Ganz im Gegen­teil: Wirk­li­che Ver­än­de­run­gen, wie etwa die Ein­füh­rung eines bedin­gungs­lo­sen Grund­ein­kom­mens in der aktu­el­len Situa­tion, wo Neu­ori­en­tie­run­gen gefragt wären, wur­den schnell unter­bun­den und blie­ben blosse Gedan­ken­spiele. Alles sollte mög­lichst sein wie zuvor. Auch wenn offen­sicht­lich nichts mehr ist, wie es war.

Fin­dige Köpfe suchen des­halb eif­rig nach Lösun­gen für die Bedürf­nisse des frü­he­ren Lebens im künf­ti­gen. Viel Auf­merk­sam­keit erlang­ten die Coif­feure und die Tatoo­ste­cher mit ihren Schutz­kon­zep­ten, dank wel­chen beide Bran­chen Ende April ihre Salons wie­der öff­nen konnten.

Aber auch in All­täg­lich­kei­ten, die auf den ersten Blick unpro­ble­ma­tisch erschei­nen, gilt es, Corona-ange­passt zu han­deln. So drän­gen Mit­ar­bei­tende eines Betriebs zum Bei­spiel dar­auf, den still­ge­leg­ten Tög­ge­li­ka­sten wie­der in Betrieb zu neh­men. Seit März steht er nutz­los in einer Ecke, weil die Geschäfts­lei­tung das Spie­len in Coro­na­zei­ten als zu gefähr­lich erach­tet und ver­bo­ten hat.

Auch hier heisst die Lösung: Schutz­kon­zept. Bereits Anfang April legte die Swiss Tabel­soc­cer Fede­ra­tion ein zehn­sei­ti­ges Papier für’s Tög­ge­len in Corona-Zei­ten vor. Darin wird drin­gend emp­foh­len, aufs Hän­de­schüt­teln zu ver­zich­ten, keine Dop­pel zu spie­len sowie in der Mitte des Tischs eine Pla­stik- oder Ple­xi­glas­scheibe auf­zu­stel­len. Alter­na­tiv kön­nen die Spie­le­rIn­nen auch eine Maske tra­gen, um die Ansteckungs­ge­fahr zu minimieren.

Aus der der deut­schen Stadt Offen­bach ver­neh­men wir von einem wei­te­ren ver­zwei­fel­ten Ver­such an die frü­here Rea­li­tät anzu­knüp­fen: Die Lieb­ha­be­rIn­nen roman­ti­scher Som­mer­nachts­kon­zerte sol­len auch im Jahr 2020 auf ihre Rech­nung kom­men.

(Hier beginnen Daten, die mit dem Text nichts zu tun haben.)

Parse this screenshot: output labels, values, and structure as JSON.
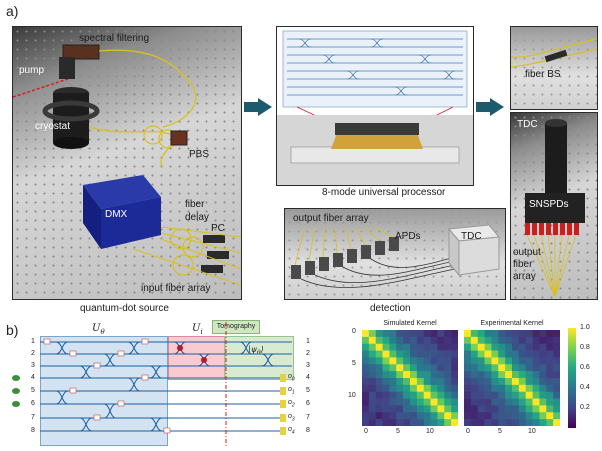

Corona-bedingt nach dem «Auto­kino-Prin­zip»: «Das Publi­kum sitzt im eige­nen Auto und kann über das Auto­ra­dio die Musik von Orche­ster und Soli­sten geniessen.»

Beson­ders erfreu­lich: Trotz stren­gem Schutz­kon­zept dür­fen Cabrio-Ver­decke und Auto­fen­ster geöff­net sein. Wer aufs WC muss, darf das Auto ver­las­sen – muss auf der Toi­lette aber eine Maske tragen.

Nicht gere­gelt ist, wie­viele Per­so­nen pro Auto zuge­las­sen sind und ob Ver­liebte (nach Schwei­zer Grenz­mo­dell) sich mit (nota­ri­ell beglau­big­ten?) Lie­bes­brie­fen über die Dauer ihrer Bezie­hung aus­wei­sen müs­sen. Was geschieht nun aber, wenn an einer solch roman­tisch sinn­li­chen Ver­an­stal­tung Amor plötz­lich zuschlägt und es zum ersten Kuss kommt?

So gau­keln wir uns vor, dass wir mit­hilfe unse­rer Schutz­kon­zepte das Virus in Schach u n d gleich­zei­tig unse­ren Lebens­stil auf­recht erhal­ten kön­nen. Wir ver­stecken uns hin­ter Mas­ken und wie­gen uns in fal­scher Sicher­heit. Beim Ein­packen an der Kasse im Super­markt gera­ten wir mit Unbe­kann­ten in drän­geln­den Kör­per­kon­takt, wie vor dem Aus­bruch der Pan­de­mie. Und wenn man sich umhört, wol­len sich viele bald wie­der in ein eng bestuhl­tes Flug­zeug set­zen, um in die Ferien zu jet­ten. Obschon wei­ter­ma­chen wie bis­her eigent­lich keine Option ist. Doch nie­mand will es wahr­ha­ben – und schon gar nicht laut sagen.